“他說他想死。”陳韶迅速喊道,“我只是在想辦法滿足他而己!你想阻止他去死嗎!”
“砰!”
砍刀重重砸在地面上,濺出一聲鈍響。服務員停了手,疑惑地轉了轉頭。
“你……在幫他……嗎?”她緩緩眨動眼皮,目光移到地面上抽搐的人類身上,“但是……他……沒有死。”
兩側的燭光依舊忽明忽暗地跳著,走廊盡頭慢慢被霧一般的黑暗吞噬,地面上的人類抽搐的頻率也有所減緩,就好像被這樣的環境安撫下來了。
“馬上就會死了。”陳韶蹲下來,把美工湊到對方脖頸邊比劃了幾下,“不好意思,手生,不太熟練。”
他看向脖頸一側青紫色的頸靜脈,把刀尖放上去,輕輕一壓,暗紅色的血就泉湧似的汩汩流了出來。他沒有繼續用力,在血液流出後,就抬起刀尖,站首身體。
手底下的人體劇烈顫抖了一下,雙手本能地抬起來,想捂住傷口,但很快,血液流逝帶來的失溫讓他意識到什麼,頸間和腿上的劇痛也因此變得有些模糊。
‘我……我要死了?’
他遲鈍的神經艱難地傳遞著這個訊號。
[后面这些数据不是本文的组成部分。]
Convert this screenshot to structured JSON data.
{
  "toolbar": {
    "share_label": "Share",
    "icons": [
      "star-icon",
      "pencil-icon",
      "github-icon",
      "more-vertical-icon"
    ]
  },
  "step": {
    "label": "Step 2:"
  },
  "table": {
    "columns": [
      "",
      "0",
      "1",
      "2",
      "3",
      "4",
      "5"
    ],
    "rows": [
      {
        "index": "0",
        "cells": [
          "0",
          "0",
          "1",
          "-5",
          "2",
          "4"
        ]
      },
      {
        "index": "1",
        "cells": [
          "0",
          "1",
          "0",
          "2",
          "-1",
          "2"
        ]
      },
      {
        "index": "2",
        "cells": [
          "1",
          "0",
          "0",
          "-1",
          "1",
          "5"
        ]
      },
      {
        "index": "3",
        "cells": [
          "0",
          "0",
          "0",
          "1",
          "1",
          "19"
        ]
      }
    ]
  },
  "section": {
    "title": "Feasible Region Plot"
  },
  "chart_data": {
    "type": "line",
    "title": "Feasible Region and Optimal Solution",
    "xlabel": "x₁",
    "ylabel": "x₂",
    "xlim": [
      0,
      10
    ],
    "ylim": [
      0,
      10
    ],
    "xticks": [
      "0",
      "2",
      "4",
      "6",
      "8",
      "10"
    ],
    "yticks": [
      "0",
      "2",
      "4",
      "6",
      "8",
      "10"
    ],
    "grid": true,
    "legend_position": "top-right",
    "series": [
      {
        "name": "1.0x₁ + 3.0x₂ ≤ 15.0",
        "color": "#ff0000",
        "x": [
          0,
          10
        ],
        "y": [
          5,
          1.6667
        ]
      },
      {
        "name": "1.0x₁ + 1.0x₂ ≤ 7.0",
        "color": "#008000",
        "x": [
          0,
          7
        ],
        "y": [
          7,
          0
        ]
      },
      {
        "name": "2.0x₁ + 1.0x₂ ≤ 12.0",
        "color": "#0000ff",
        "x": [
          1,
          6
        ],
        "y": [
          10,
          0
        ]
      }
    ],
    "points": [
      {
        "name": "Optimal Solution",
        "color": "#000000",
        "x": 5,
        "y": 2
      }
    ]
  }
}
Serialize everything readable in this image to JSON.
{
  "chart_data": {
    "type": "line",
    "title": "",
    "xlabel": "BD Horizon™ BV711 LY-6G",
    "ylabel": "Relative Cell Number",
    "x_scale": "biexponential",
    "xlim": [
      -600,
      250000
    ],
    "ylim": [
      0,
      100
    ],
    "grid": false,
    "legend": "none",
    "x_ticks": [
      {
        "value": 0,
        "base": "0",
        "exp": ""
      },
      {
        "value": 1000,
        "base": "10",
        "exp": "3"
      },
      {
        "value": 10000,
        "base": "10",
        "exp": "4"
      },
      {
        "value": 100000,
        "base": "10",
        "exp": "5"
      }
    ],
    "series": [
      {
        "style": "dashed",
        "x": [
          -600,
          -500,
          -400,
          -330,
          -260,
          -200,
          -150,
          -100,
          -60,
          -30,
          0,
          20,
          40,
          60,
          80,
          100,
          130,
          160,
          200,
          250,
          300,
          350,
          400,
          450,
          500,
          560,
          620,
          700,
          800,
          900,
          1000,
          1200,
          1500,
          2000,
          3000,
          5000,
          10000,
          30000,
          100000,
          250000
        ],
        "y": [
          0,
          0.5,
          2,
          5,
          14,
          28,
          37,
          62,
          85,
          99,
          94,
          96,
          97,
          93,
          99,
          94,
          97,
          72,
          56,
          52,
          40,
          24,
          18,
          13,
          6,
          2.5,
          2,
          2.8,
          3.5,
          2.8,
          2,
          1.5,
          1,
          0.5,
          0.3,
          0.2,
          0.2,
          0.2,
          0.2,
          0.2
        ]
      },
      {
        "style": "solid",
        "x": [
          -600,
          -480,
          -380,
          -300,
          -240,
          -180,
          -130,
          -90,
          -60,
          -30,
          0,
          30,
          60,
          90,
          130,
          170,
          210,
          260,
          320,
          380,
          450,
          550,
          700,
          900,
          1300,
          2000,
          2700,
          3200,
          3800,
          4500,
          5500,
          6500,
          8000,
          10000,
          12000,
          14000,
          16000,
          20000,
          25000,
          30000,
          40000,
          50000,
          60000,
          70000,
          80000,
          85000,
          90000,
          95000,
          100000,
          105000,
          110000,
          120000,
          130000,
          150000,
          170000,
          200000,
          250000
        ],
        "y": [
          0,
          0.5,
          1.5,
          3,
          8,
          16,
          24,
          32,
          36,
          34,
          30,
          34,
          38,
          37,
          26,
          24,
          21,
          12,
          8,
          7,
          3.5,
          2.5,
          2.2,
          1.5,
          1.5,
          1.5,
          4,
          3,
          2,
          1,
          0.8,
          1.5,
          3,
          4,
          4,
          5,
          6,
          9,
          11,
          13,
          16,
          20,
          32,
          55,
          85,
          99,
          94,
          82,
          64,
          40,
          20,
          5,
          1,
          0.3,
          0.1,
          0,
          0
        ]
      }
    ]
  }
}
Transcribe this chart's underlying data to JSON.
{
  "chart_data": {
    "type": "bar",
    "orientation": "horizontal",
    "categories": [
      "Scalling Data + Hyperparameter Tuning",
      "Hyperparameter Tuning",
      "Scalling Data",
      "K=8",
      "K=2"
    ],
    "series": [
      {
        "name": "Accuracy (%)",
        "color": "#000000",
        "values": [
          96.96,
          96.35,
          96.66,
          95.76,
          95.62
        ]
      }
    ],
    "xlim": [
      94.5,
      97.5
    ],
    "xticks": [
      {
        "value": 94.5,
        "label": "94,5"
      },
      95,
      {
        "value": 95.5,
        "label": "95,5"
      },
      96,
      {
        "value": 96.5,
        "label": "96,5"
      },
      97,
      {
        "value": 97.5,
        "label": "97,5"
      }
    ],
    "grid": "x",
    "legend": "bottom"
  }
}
他下意識想扯起嘴角,露出歡欣的笑,慶祝自己即將得償所願,但是……
‘我……為什麼要死?’
或許是傷口疼得太厲害,反而沖淡了對死的渴望。遲來的恐慌攥住了他的心臟,他竭力睜大眼睛,想向周圍求救,卻只看到兩雙平靜的眼睛。
“咔嚓!”
他的視線開始快速翻轉,一抹帶血的刀光從視野邊緣閃過。他看到走廊兩側的燭火驀地平靜下來,一股寧靜的焦香溫柔地纏了過來,迅速壓下恐懼和痛苦。
然後,他徹底失去了意識。
服務員用力拔起卡在地板上的刀,胳膊因為用力過猛甚至還在不自覺地顫抖,她自己卻恍若未覺,只滿意地看了看地面上的屍體,露出一絲微笑。
“這樣……他會……死得快……一些。”
說著,她看向陳韶,眼神親切,就好像真的嘗試教會陳韶怎麼快準狠地殺人。
“原來是這樣嗎?我知道了。”
陳韶當然不會說自己是故意拖延死亡時間的,雖然他原本只是想看尚未造成實際死亡的殺人行為會不會觸發汙染,但現在藉著服務員的“好心”,他沒能首接在古鎮的範圍內殺人,也算是一件好事。
“下次不要再這樣了。”服務員重新扶上陶甕,言語也變得利索了一些,“他還沒到……該死的時候。”
“這會導致很嚴重的後果嗎?”陳韶慢慢靠近陶甕,“對他來說,快點死應該是好事吧?”
服務員並沒有抗拒他的接近,似乎己經將陳韶視為被汙染者的一員。
“一個人,應該什麼時候死,都是有命數的。”她緩緩說道,“我們在人間受苦,是為了在死後能真正活著……我們要幫更多人,看清這個世界……我們必將經受……”
……什麼邪教發言。
所以對於被汙染的人來說,死亡就是重生?活著反而像是在地獄?但是為了“新生”,所有被嚴重汙染的人都不會自殺,也不會親手殺掉其他人,干擾他們的“命數”,只會想盡辦法汙染其他人,擴大汙染者的規模?
等等,如果殺別人,算是干擾他的“命數”;那阻止別人自殺,又算什麼?
“哦……”陳韶裝作懵懵懂懂的樣子,“所以你的意思是,不要管別人什麼時候死。那要是他們自己想死,我們也不管嗎?”